Casper adds, “The time has come to create an exit strategy for the management of personal data. Strategic planning leaders will want to move away from storing and processing personal data in the next five years.”

As per the research firm, the PCI data security standard (DSS) requires the implementation of stringent controls of those who collect and store credit card data. In response, many companies have decided to eliminate credit card data from their own systems and completely entrust it to an external service provider. The same could happen with personal data. If control requirements are too strong and implementation is too costly, then organisations would consider handing over personal data to a specialised personal-data processor.

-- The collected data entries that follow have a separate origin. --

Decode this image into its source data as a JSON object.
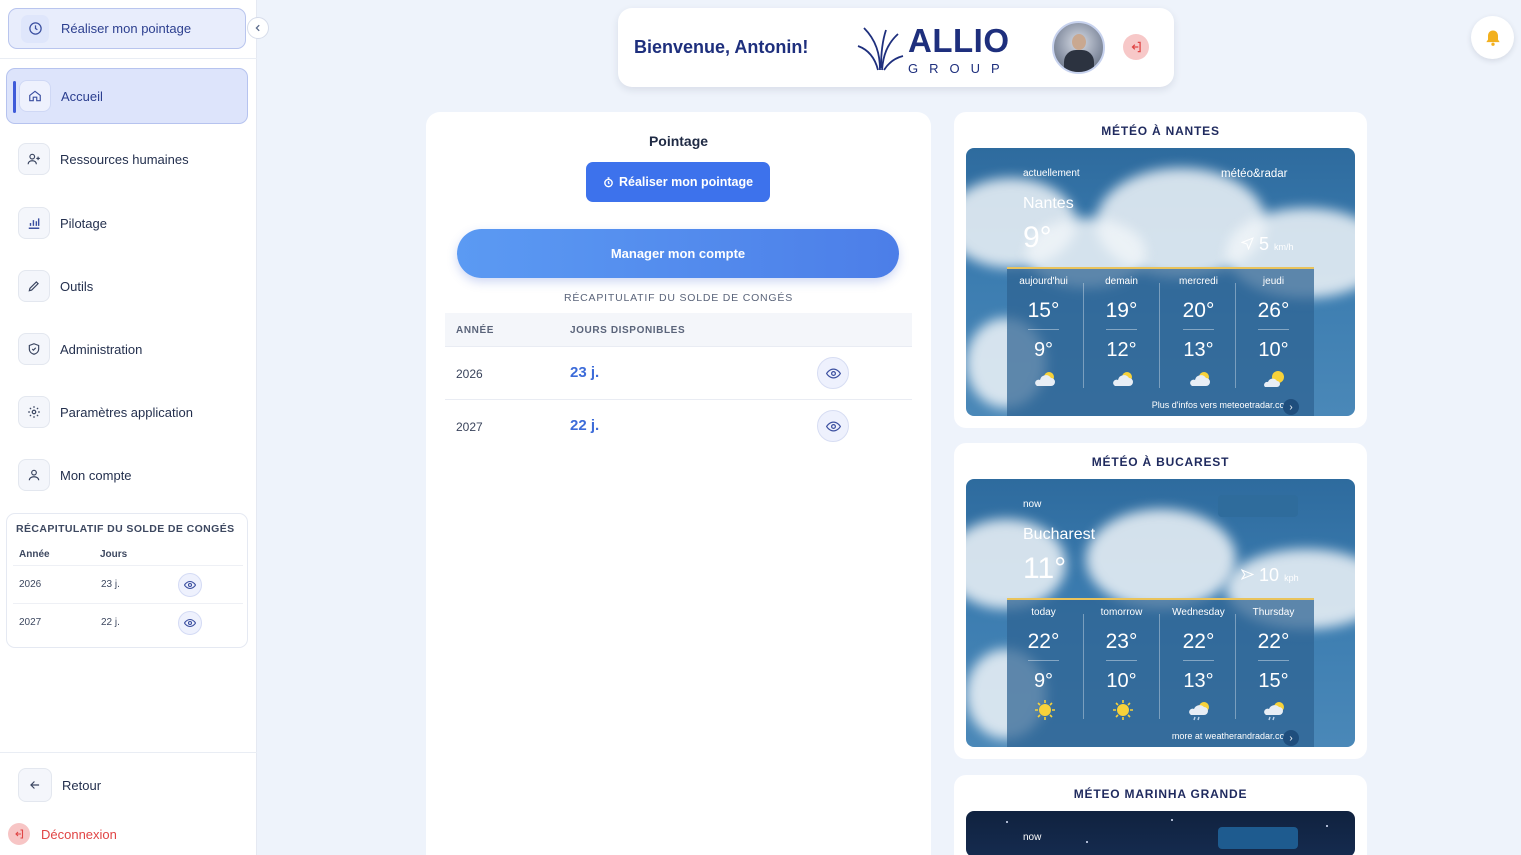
{
  "sidebar": {
    "clock_label": "Réaliser mon pointage",
    "collapse_icon": "chevron-left-icon",
    "items": [
      {
        "label": "Accueil",
        "icon": "home-icon"
      },
      {
        "label": "Ressources humaines",
        "icon": "users-icon"
      },
      {
        "label": "Pilotage",
        "icon": "bar-chart-icon"
      },
      {
        "label": "Outils",
        "icon": "pencil-icon"
      },
      {
        "label": "Administration",
        "icon": "shield-icon"
      },
      {
        "label": "Paramètres application",
        "icon": "gear-icon"
      },
      {
        "label": "Mon compte",
        "icon": "user-icon"
      }
    ],
    "recap": {
      "title": "RÉCAPITULATIF DU SOLDE DE CONGÉS",
      "col_year": "Année",
      "col_days": "Jours",
      "rows": [
        {
          "year": "2026",
          "days": "23 j."
        },
        {
          "year": "2027",
          "days": "22 j."
        }
      ]
    },
    "back_label": "Retour",
    "logout_label": "Déconnexion"
  },
  "header": {
    "welcome": "Bienvenue, Antonin!",
    "logo_word": "ALLIO",
    "logo_sub": "GROUP"
  },
  "pointage": {
    "title": "Pointage",
    "clock_button": "Réaliser mon pointage",
    "manager_button": "Manager mon compte",
    "recap_title": "RÉCAPITULATIF DU SOLDE DE CONGÉS",
    "col_year": "ANNÉE",
    "col_days": "JOURS DISPONIBLES",
    "rows": [
      {
        "year": "2026",
        "days": "23 j."
      },
      {
        "year": "2027",
        "days": "22 j."
      }
    ]
  },
  "weather": [
    {
      "title": "MÉTÉO À NANTES",
      "now_label": "actuellement",
      "brand": "météo&radar",
      "city": "Nantes",
      "temp": "9°",
      "wind_value": "5",
      "wind_unit": "km/h",
      "days": [
        {
          "day": "aujourd'hui",
          "hi": "15°",
          "lo": "9°",
          "icon": "partly-cloudy-icon"
        },
        {
          "day": "demain",
          "hi": "19°",
          "lo": "12°",
          "icon": "sun-cloud-icon"
        },
        {
          "day": "mercredi",
          "hi": "20°",
          "lo": "13°",
          "icon": "partly-cloudy-icon"
        },
        {
          "day": "jeudi",
          "hi": "26°",
          "lo": "10°",
          "icon": "sunny-cloud-icon"
        }
      ],
      "more": "Plus d'infos vers meteoetradar.com"
    },
    {
      "title": "MÉTÉO À BUCAREST",
      "now_label": "now",
      "brand": "",
      "city": "Bucharest",
      "temp": "11°",
      "wind_value": "10",
      "wind_unit": "kph",
      "days": [
        {
          "day": "today",
          "hi": "22°",
          "lo": "9°",
          "icon": "sun-icon"
        },
        {
          "day": "tomorrow",
          "hi": "23°",
          "lo": "10°",
          "icon": "sun-icon"
        },
        {
          "day": "Wednesday",
          "hi": "22°",
          "lo": "13°",
          "icon": "rain-sun-icon"
        },
        {
          "day": "Thursday",
          "hi": "22°",
          "lo": "15°",
          "icon": "rain-sun-icon"
        }
      ],
      "more": "more at weatherandradar.com"
    },
    {
      "title": "MÉTEO MARINHA GRANDE",
      "now_label": "now"
    }
  ],
  "colors": {
    "accent": "#3d72ec",
    "brand_navy": "#1e2f7d",
    "danger": "#e04545"
  }
}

Gartner has identified a few steps towards ensuring the security of data. The first is to create a policy that draws a clear line between data that relates to human beings and data that does not. The former category includes contact information and health and financial information, as well as an Internet Protocol address, geo location data and other traces an individual leaves in the online world. The latter category especially includes business plans, corporate financial data and intellectual property.  The true challenge resides in handling data that can fall into both categories. Whether an organisation decides to declare certain types of data as personal data or not depends on its ability to take risks. In a majority of the cases, companies tend to prefer to risk a little rebuke from a regulator rather than having to re-engineer complete business processes.

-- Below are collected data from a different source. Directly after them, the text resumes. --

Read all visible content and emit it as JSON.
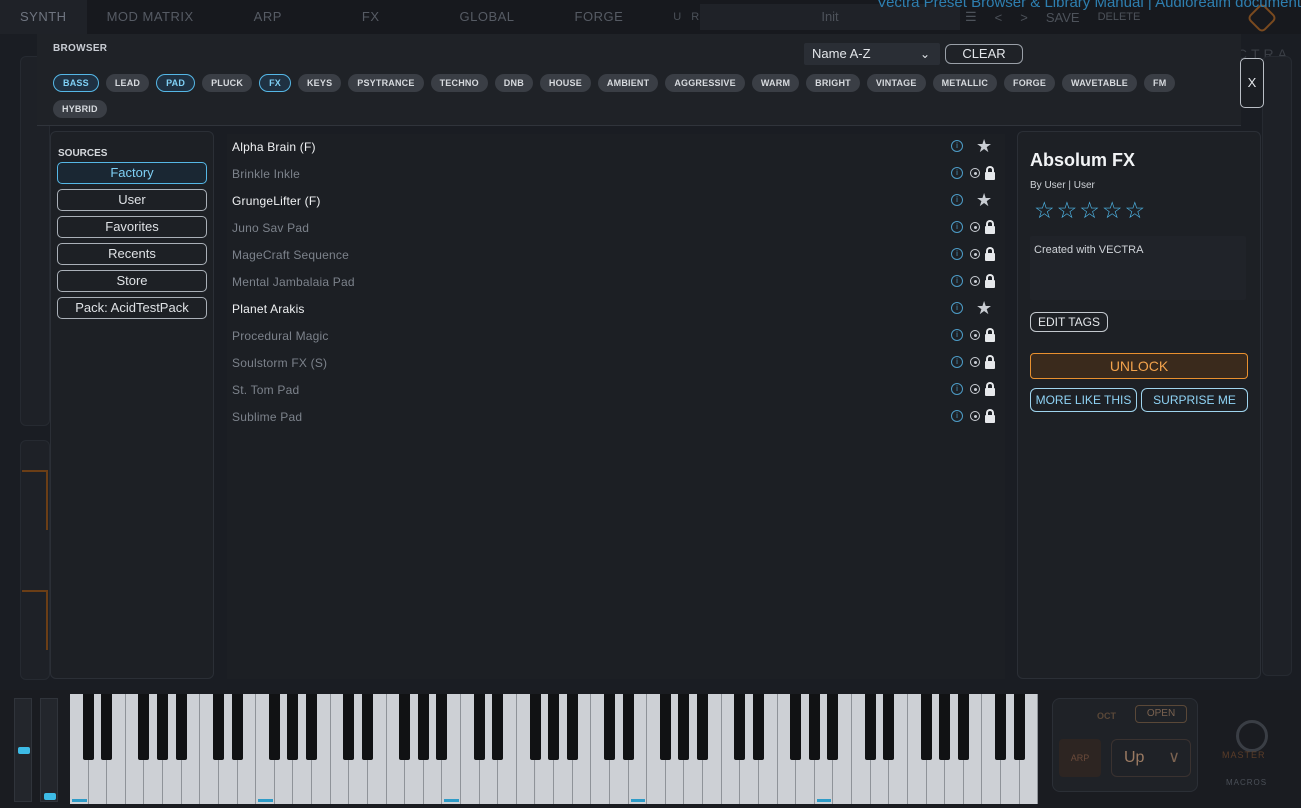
{
  "topnav": {
    "tabs": [
      "SYNTH",
      "MOD MATRIX",
      "ARP",
      "FX",
      "GLOBAL",
      "FORGE"
    ],
    "undo": "U",
    "redo": "R",
    "preset_name": "Init",
    "menu_icon": "hamburger-icon",
    "prev": "<",
    "next": ">",
    "save": "SAVE",
    "delete": "DELETE"
  },
  "watermark": "Vectra Preset Browser & Library Manual | Audiorealm document",
  "vectra_brand": "CTRA",
  "browser": {
    "label": "BROWSER",
    "sort_value": "Name A-Z",
    "sort_chevron": "⌄",
    "clear_label": "CLEAR",
    "close_label": "X",
    "tags": [
      {
        "label": "BASS",
        "selected": true
      },
      {
        "label": "LEAD",
        "selected": false
      },
      {
        "label": "PAD",
        "selected": true
      },
      {
        "label": "PLUCK",
        "selected": false
      },
      {
        "label": "FX",
        "selected": true
      },
      {
        "label": "KEYS",
        "selected": false
      },
      {
        "label": "PSYTRANCE",
        "selected": false
      },
      {
        "label": "TECHNO",
        "selected": false
      },
      {
        "label": "DNB",
        "selected": false
      },
      {
        "label": "HOUSE",
        "selected": false
      },
      {
        "label": "AMBIENT",
        "selected": false
      },
      {
        "label": "AGGRESSIVE",
        "selected": false
      },
      {
        "label": "WARM",
        "selected": false
      },
      {
        "label": "BRIGHT",
        "selected": false
      },
      {
        "label": "VINTAGE",
        "selected": false
      },
      {
        "label": "METALLIC",
        "selected": false
      },
      {
        "label": "FORGE",
        "selected": false
      },
      {
        "label": "WAVETABLE",
        "selected": false
      },
      {
        "label": "FM",
        "selected": false
      },
      {
        "label": "HYBRID",
        "selected": false
      }
    ]
  },
  "sources": {
    "title": "SOURCES",
    "items": [
      {
        "label": "Factory",
        "selected": true
      },
      {
        "label": "User",
        "selected": false
      },
      {
        "label": "Favorites",
        "selected": false
      },
      {
        "label": "Recents",
        "selected": false
      },
      {
        "label": "Store",
        "selected": false
      },
      {
        "label": "Pack: AcidTestPack",
        "selected": false
      }
    ]
  },
  "presets": [
    {
      "name": "Alpha Brain (F)",
      "owned": true
    },
    {
      "name": "Brinkle Inkle",
      "owned": false
    },
    {
      "name": "GrungeLifter (F)",
      "owned": true
    },
    {
      "name": "Juno Sav Pad",
      "owned": false
    },
    {
      "name": "MageCraft Sequence",
      "owned": false
    },
    {
      "name": "Mental Jambalaia Pad",
      "owned": false
    },
    {
      "name": "Planet Arakis",
      "owned": true
    },
    {
      "name": "Procedural Magic",
      "owned": false
    },
    {
      "name": "Soulstorm FX (S)",
      "owned": false
    },
    {
      "name": "St. Tom Pad",
      "owned": false
    },
    {
      "name": "Sublime Pad",
      "owned": false
    }
  ],
  "detail": {
    "title": "Absolum FX",
    "author": "By User  |  User",
    "rating": 0,
    "rating_max": 5,
    "description": "Created with VECTRA",
    "edit_tags_label": "EDIT TAGS",
    "unlock_label": "UNLOCK",
    "more_like_this_label": "MORE LIKE THIS",
    "surprise_me_label": "SURPRISE ME"
  },
  "footer": {
    "oct_label": "OCT",
    "open_label": "OPEN",
    "arp_label": "ARP",
    "arp_mode": "Up",
    "master_label": "MASTER",
    "macros_label": "MACROS"
  },
  "colors": {
    "accent_blue": "#55b7e6",
    "unlock_orange": "#e8902f",
    "panel_bg": "#1d2025"
  }
}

Gartner points out that locating and documenting personal data have to go hand-in-hand with creating policy. Once personal data has been located, it needs to be protected. Encryption is the most widely used protective control. An additional challenge exists where the organisation does not own the underlying IT infrastructure be it a mobile device or a cloud environment. Personal data should not be combined with other data. Any technology that processes personal data in the same way as non-personal data makes itself vulnerable to potential security threats. Content should be analysed before decisions are made about protection. Such decisions are easier if employee performance information is stored in a human resource management system, customer information is stored in a customer relationship management system and financial and business information is stored in an enterprise resource planning system.

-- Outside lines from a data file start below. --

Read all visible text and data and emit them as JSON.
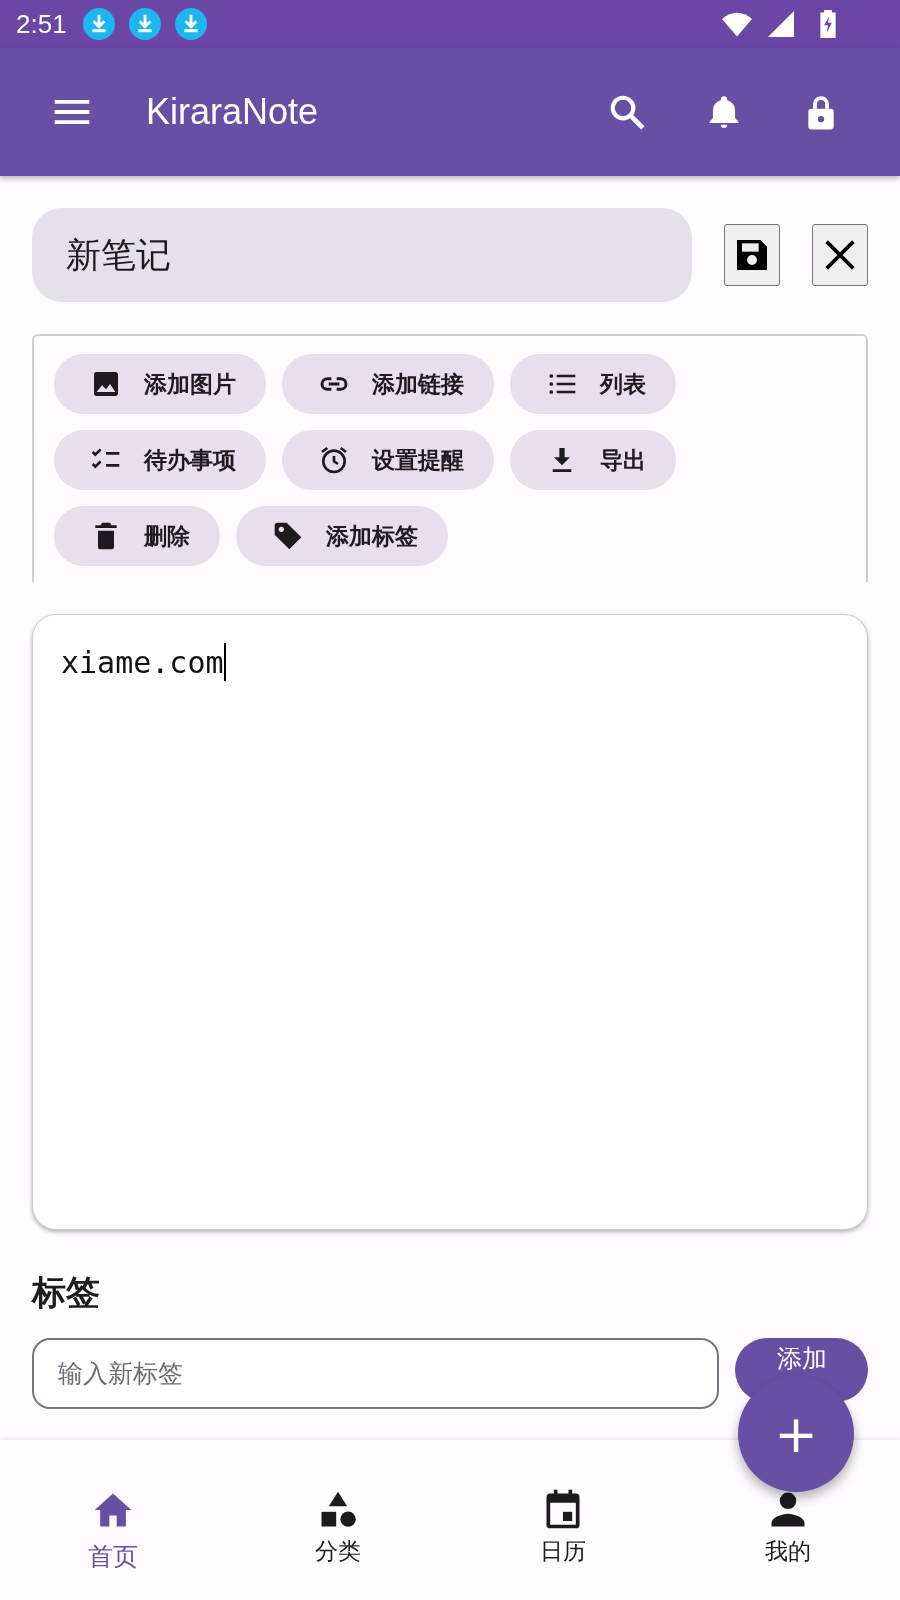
{
  "status_bar": {
    "time": "2:51"
  },
  "app_bar": {
    "title": "KiraraNote"
  },
  "note": {
    "title": "新笔记",
    "body": "xiame.com"
  },
  "toolbar": [
    {
      "kind": "image",
      "label": "添加图片"
    },
    {
      "kind": "link",
      "label": "添加链接"
    },
    {
      "kind": "list",
      "label": "列表"
    },
    {
      "kind": "checklist",
      "label": "待办事项"
    },
    {
      "kind": "alarm",
      "label": "设置提醒"
    },
    {
      "kind": "download",
      "label": "导出"
    },
    {
      "kind": "trash",
      "label": "删除"
    },
    {
      "kind": "tag",
      "label": "添加标签"
    }
  ],
  "tags": {
    "heading": "标签",
    "placeholder": "输入新标签",
    "add_button": "添加"
  },
  "fab": {
    "label": "+"
  },
  "bottom_nav": [
    {
      "kind": "home",
      "label": "首页",
      "selected": true
    },
    {
      "kind": "category",
      "label": "分类",
      "selected": false
    },
    {
      "kind": "calendar",
      "label": "日历",
      "selected": false
    },
    {
      "kind": "person",
      "label": "我的",
      "selected": false
    }
  ]
}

According to Gartner, compliance with a high number of privacy laws and cultural expectations from multiple regions can be costly. Privacy standards simplify control frameworks, audits and information exchange, especially in scenarios where many players and stakeholders are involved. Regardless of the specific privacy standard and cross-border transfer mechanism used, the most difficult challenge for organsations is to make such rules binding on all entities involved, including all employees, and accept liability in cases where employees or customers suffer harm. Further, privacy expectations continue to be influenced by laws, and jurisdictions have physical boundaries. This collides with the IT reality of cloud and mobile computing. The physical location is the location where the electrons and bytes are stored. Given that this information can be accessed from the other end of the world in a fraction of a second, the physical location should be increasingly irrelevant. Yet this physical location is still what many regulators wish to continue with, although the legal location should be most relevant from a regulatory perspective.

However, an increasing number of companies and service providers have shown preference of moving toward a more pragmatic logical location. As an example, personal data might be stored in a data centre of a US-based cloud provider, which is operated by a third-party service provider from India. However, data is encrypted, the Indian IT employees manage only routers and servers, and only European employees of the client can actually see the data. These employees are located in Europe, and bound by a European employment contract and European privacy laws. Logically, the data is in Europe, although legally and physically, it may be somewhere else.